At the page fractional calculus, completed Riemann zeta

it is claimed that the symmetric functional equation for the Dirichlet eta function is:

Formula 7.3.2 $$\Gamma\left(\frac{z}{2}\right)\pi^{\Large-\frac{z}{2}}(1-2^z)\eta(z)=\Gamma\left(\frac{1-z}{2}\right)\pi^{\Large-\frac{1-z}{2}}(1-2^{1-z})\eta(1-z) \;\;\;\;\;\;\;(1)$$

Where $z \neq 0,1 $

and the following equation that I have not checked:

$$\pi^{\Large-\frac{z}{2}}\Gamma\left\{\frac{1}{2}\left(\frac{1}{2}+z\right)\right\}\left(1-2^{\Large\frac{1}{2}+z}\right)\eta\left(\frac{1}{2}+z\right)=\pi^{\Large\frac{z}{2}}\Gamma\left\{\frac{1}{2}\left(\frac{1}{2}-z\right)\right\}\left(1-2^{\Large\frac{1}{2}-z}\right)\eta\left(\frac{1}{2}-z\right) \;\;\;\;\;\;\;\;\;(2)$$

Where $z \neq \pm \frac{1}{2} $

But is the first equation really correct? Is the Dirichlet eta function completed in this way? I am new to the symmetric functional equation for the Riemann zeta function but to my mind this seems to be equivalent to completing the zeta function as:

$$\zeta(1-z)\zeta(z)$$

which other mathematicians would say is not the way to complete the zeta function.

What is the correct way to complete the Dirichlet eta function?

$$\eta(s)=\zeta(s)\left(1-1/2^{s-1}\right)$$

Answer 1

I don't understand your objection; there's nothing like $\zeta(1 - s) \zeta(s)$ appearing here. (Also, it is customary to use $s$ to denote a complex variable, not $z$, when referring to zeta functions.)

The completed zeta function \[\Lambda(s) = \pi^{-s/2} \Gamma\left(\frac{s}{2}\right) \zeta(s)\] satisfies the functional equation \[\Lambda(1 - s) = \Lambda(s)\] for all $s \in \mathbb{C} \setminus \{0,1\}$. As \[\eta(s) = (1 - 2^{1 - s}) \zeta(s),\] it follows that \[\Lambda(1 - s) = \pi^{-(1-s)/2} \Gamma\left(\frac{1 - s}{2}\right) \zeta(1 - s) = \pi^{-(1-s)/2} \Gamma\left(\frac{1 - s}{2}\right) (1 - 2^s)^{-1} \eta(1 - s) \] and that \[\Lambda(s) = \pi^{-s/2} \Gamma\left(\frac{s}{2}\right) \zeta(s) = \pi^{-s/2} \Gamma\left(\frac{s}{2}\right) (1 - 2^{1 - s})^{-1} \eta(s),\] and these are both equal by the functional equation.

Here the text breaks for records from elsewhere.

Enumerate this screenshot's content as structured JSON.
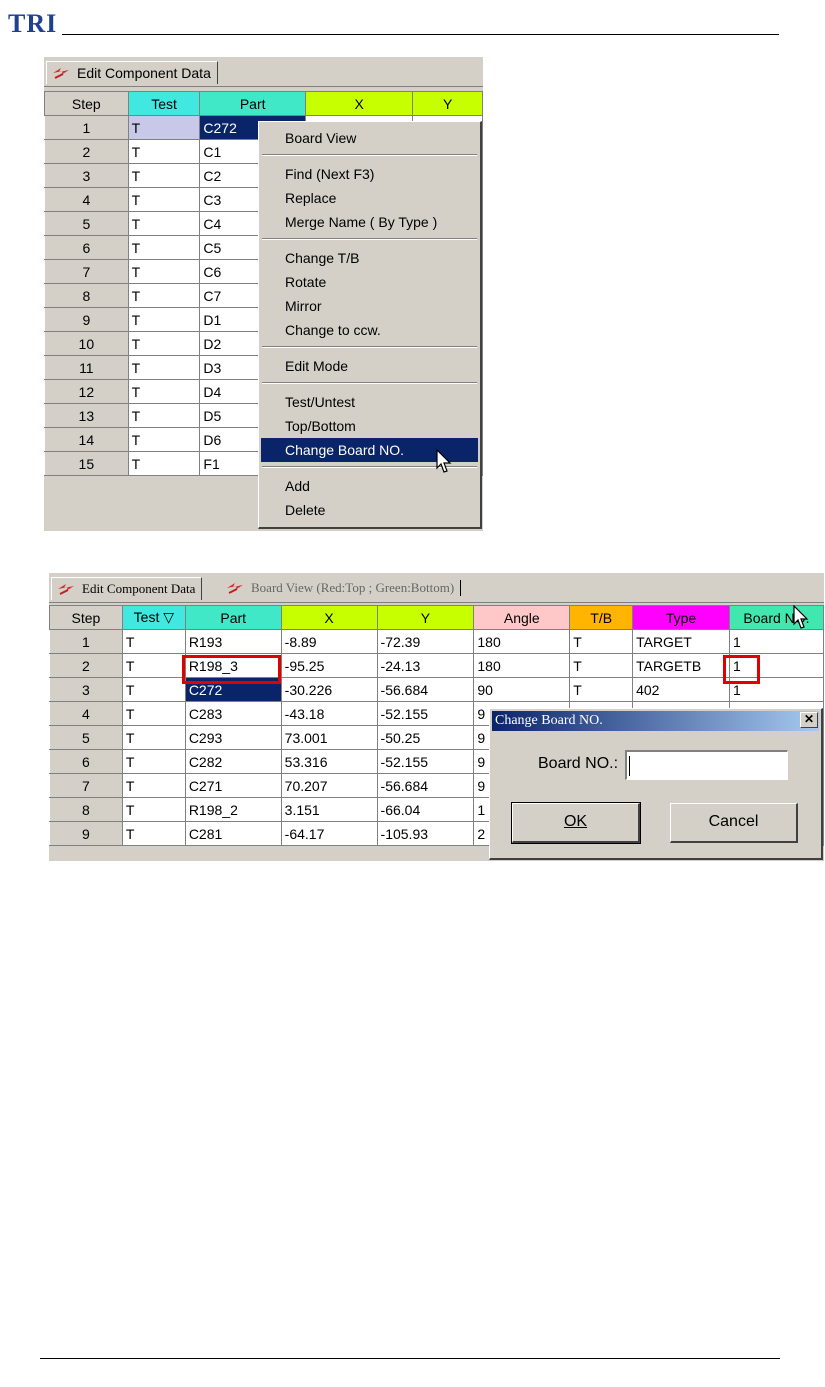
{
  "logo": "TRI",
  "shot1": {
    "tab_label": "Edit Component Data",
    "columns": [
      {
        "label": "Step",
        "color": "#d4d0c8"
      },
      {
        "label": "Test",
        "color": "#40e8e0"
      },
      {
        "label": "Part",
        "color": "#40e8c8"
      },
      {
        "label": "X",
        "color": "#c8ff00"
      },
      {
        "label": "Y",
        "color": "#c8ff00"
      }
    ],
    "rows": [
      {
        "step": "1",
        "test": "T",
        "part": "C272"
      },
      {
        "step": "2",
        "test": "T",
        "part": "C1"
      },
      {
        "step": "3",
        "test": "T",
        "part": "C2"
      },
      {
        "step": "4",
        "test": "T",
        "part": "C3"
      },
      {
        "step": "5",
        "test": "T",
        "part": "C4"
      },
      {
        "step": "6",
        "test": "T",
        "part": "C5"
      },
      {
        "step": "7",
        "test": "T",
        "part": "C6"
      },
      {
        "step": "8",
        "test": "T",
        "part": "C7"
      },
      {
        "step": "9",
        "test": "T",
        "part": "D1"
      },
      {
        "step": "10",
        "test": "T",
        "part": "D2"
      },
      {
        "step": "11",
        "test": "T",
        "part": "D3"
      },
      {
        "step": "12",
        "test": "T",
        "part": "D4"
      },
      {
        "step": "13",
        "test": "T",
        "part": "D5"
      },
      {
        "step": "14",
        "test": "T",
        "part": "D6"
      },
      {
        "step": "15",
        "test": "T",
        "part": "F1"
      }
    ],
    "menu": {
      "items": [
        "Board View",
        "Find (Next  F3)",
        "Replace",
        "Merge Name ( By Type )",
        "Change T/B",
        "Rotate",
        "Mirror",
        "Change to ccw.",
        "Edit Mode",
        "Test/Untest",
        "Top/Bottom",
        "Change Board NO.",
        "Add",
        "Delete"
      ],
      "highlighted": "Change Board NO."
    }
  },
  "shot2": {
    "tab1_label": "Edit Component Data",
    "tab2_label": "Board View (Red:Top ; Green:Bottom)",
    "columns": [
      {
        "label": "Step",
        "color": "#d4d0c8"
      },
      {
        "label": "Test  ▽",
        "color": "#40e8e0"
      },
      {
        "label": "Part",
        "color": "#40e8c8"
      },
      {
        "label": "X",
        "color": "#c8ff00"
      },
      {
        "label": "Y",
        "color": "#c8ff00"
      },
      {
        "label": "Angle",
        "color": "#ffc8c8"
      },
      {
        "label": "T/B",
        "color": "#ffb400"
      },
      {
        "label": "Type",
        "color": "#ff00ff"
      },
      {
        "label": "Board NO.",
        "color": "#40e8b0"
      }
    ],
    "rows": [
      {
        "step": "1",
        "test": "T",
        "part": "R193",
        "x": "-8.89",
        "y": "-72.39",
        "angle": "180",
        "tb": "T",
        "type": "TARGET",
        "board": "1"
      },
      {
        "step": "2",
        "test": "T",
        "part": "R198_3",
        "x": "-95.25",
        "y": "-24.13",
        "angle": "180",
        "tb": "T",
        "type": "TARGETB",
        "board": "1"
      },
      {
        "step": "3",
        "test": "T",
        "part": "C272",
        "x": "-30.226",
        "y": "-56.684",
        "angle": "90",
        "tb": "T",
        "type": "402",
        "board": "1"
      },
      {
        "step": "4",
        "test": "T",
        "part": "C283",
        "x": "-43.18",
        "y": "-52.155",
        "angle": "9",
        "tb": "",
        "type": "",
        "board": ""
      },
      {
        "step": "5",
        "test": "T",
        "part": "C293",
        "x": "73.001",
        "y": "-50.25",
        "angle": "9",
        "tb": "",
        "type": "",
        "board": ""
      },
      {
        "step": "6",
        "test": "T",
        "part": "C282",
        "x": "53.316",
        "y": "-52.155",
        "angle": "9",
        "tb": "",
        "type": "",
        "board": ""
      },
      {
        "step": "7",
        "test": "T",
        "part": "C271",
        "x": "70.207",
        "y": "-56.684",
        "angle": "9",
        "tb": "",
        "type": "",
        "board": ""
      },
      {
        "step": "8",
        "test": "T",
        "part": "R198_2",
        "x": "3.151",
        "y": "-66.04",
        "angle": "1",
        "tb": "",
        "type": "",
        "board": ""
      },
      {
        "step": "9",
        "test": "T",
        "part": "C281",
        "x": "-64.17",
        "y": "-105.93",
        "angle": "2",
        "tb": "",
        "type": "",
        "board": ""
      }
    ],
    "dialog": {
      "title": "Change Board NO.",
      "close_glyph": "✕",
      "field_label": "Board NO.:",
      "field_value": "",
      "ok_label": "OK",
      "cancel_label": "Cancel"
    }
  }
}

If you want the symmetric functional equation (though I can't imagine why you would), then you just replace $s$ with $1/2 + s$. The result, after some simple rearranging, is \[\pi^{-\frac{1}{2} \left(\frac{1}{2} - s\right)} \Gamma\left(\frac{1}{2} \left(\frac{1}{2} - s\right)\right) \left(1 - 2^{\frac{1}{2} - s}\right) \eta\left(\frac{1}{2} - s\right) = \pi^{-\frac{1}{2} \left(\frac{1}{2} + s\right)} \Gamma\left(\frac{1}{2} \left(\frac{1}{2} + s\right)\right) \left(1 - 2^{\frac{1}{2} + s}\right) \eta\left(\frac{1}{2} + s\right).\]

Again, this is all follows trivially from the functional equation for the Riemann zeta function and some trivial rearranging.